Contention scheduling
One component of a two-component system that influences the choice of behavior; a cognitive system that enables relatively automatic processing, which has been developed over time through learning.
Supervisory attentional system
One component of a two-component system that influences the choice of behavior; cognitive system required to effortfully direct attention and guide action through decision processes. Active only in certain situations: when no preexisting processing schemes are available, as occurs in novel situations; when the task is technically difficult; when problem solving is required; and when certain typical response tendencies must be overridden.
Environmental dependency syndrome
Disorder in which behavior is triggered by stimuli in the environment; involves automatic invocation of contention scheduling schemes because the supervisory attentional system has been lost.
Perseveration
Behavior of repeating the same action (or thought) over and over again.
Metacognition
The ability to reflect upon a cognitive process.
Attentional (or task) set
Process that designates which information is task-relevant.
Psychological inertia
Consequence of executive dysfunction; persons with this symptom are poor at starting an action or a behavior, but once engaged in it they have great difficulty stopping it.
Go/No-Go task
Test in which participants respond by pushing a button when certain visual stimuli appear (Go trials) and withholding response to other stimuli (No-Go); measures response inhibition.
Interference resolution
Ability to resolve conflict between competing information or distracting information that might interfere with performing a task.

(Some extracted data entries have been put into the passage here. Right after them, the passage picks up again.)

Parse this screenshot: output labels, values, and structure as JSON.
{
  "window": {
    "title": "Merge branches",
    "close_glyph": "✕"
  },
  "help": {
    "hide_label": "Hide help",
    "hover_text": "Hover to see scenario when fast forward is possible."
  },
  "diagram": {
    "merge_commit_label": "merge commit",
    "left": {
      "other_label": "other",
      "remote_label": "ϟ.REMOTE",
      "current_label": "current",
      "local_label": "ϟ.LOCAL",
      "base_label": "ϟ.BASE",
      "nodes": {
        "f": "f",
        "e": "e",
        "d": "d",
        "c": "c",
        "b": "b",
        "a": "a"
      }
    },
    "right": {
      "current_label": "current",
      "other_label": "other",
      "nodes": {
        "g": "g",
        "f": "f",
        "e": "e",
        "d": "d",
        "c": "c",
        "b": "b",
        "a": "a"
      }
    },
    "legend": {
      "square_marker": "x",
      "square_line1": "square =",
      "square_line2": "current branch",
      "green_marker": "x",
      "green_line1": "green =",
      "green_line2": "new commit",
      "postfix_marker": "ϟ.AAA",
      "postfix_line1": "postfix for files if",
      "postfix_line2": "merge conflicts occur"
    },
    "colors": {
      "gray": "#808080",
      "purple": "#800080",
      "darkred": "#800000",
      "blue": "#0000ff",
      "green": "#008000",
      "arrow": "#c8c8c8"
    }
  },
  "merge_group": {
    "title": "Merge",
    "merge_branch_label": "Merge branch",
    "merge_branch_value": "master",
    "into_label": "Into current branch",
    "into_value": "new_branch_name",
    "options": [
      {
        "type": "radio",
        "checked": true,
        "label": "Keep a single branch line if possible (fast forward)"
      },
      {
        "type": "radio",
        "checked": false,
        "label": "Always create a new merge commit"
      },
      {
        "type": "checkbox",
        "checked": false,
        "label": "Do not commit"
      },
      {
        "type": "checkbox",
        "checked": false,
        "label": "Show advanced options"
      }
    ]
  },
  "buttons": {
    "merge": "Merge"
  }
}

Self-ordered pointing task
Test of sequencing ability. The person is shown an array of items laid out on a page, followed by another page with those same items in a different arrangement, etc. The participant must point to a unique item on each successive page which requires keeping track of which items were previously selected.
Tower of London task
Test of planning and sequencing; the task requires the person to move a set of balls, one at a time, from an initial position on prongs to a target configuration in as few moves as possible while keeping in mind the constraints imposed by the height of each prong.
Wisconsin Card Sorting Test (WCST)
Classic neuropsychological test used to examine task-switching. The participant is to sort a stack of cards into four piles based either on the color, number, or shape of the items on the card. No explicit criteria for sorting are given, but as the participant places each card onto one of the four piles, the experimenter indicates whether the response is correct or incorrect. From the experimenter’s feedback, the participant must deduce the dimension by which the card should be sorted. At some point in the trial, the experimenter changes the sorting criterion, and the participant must deduce the new order.
Switch cost
Time (or other resources) needed to change the current task-set.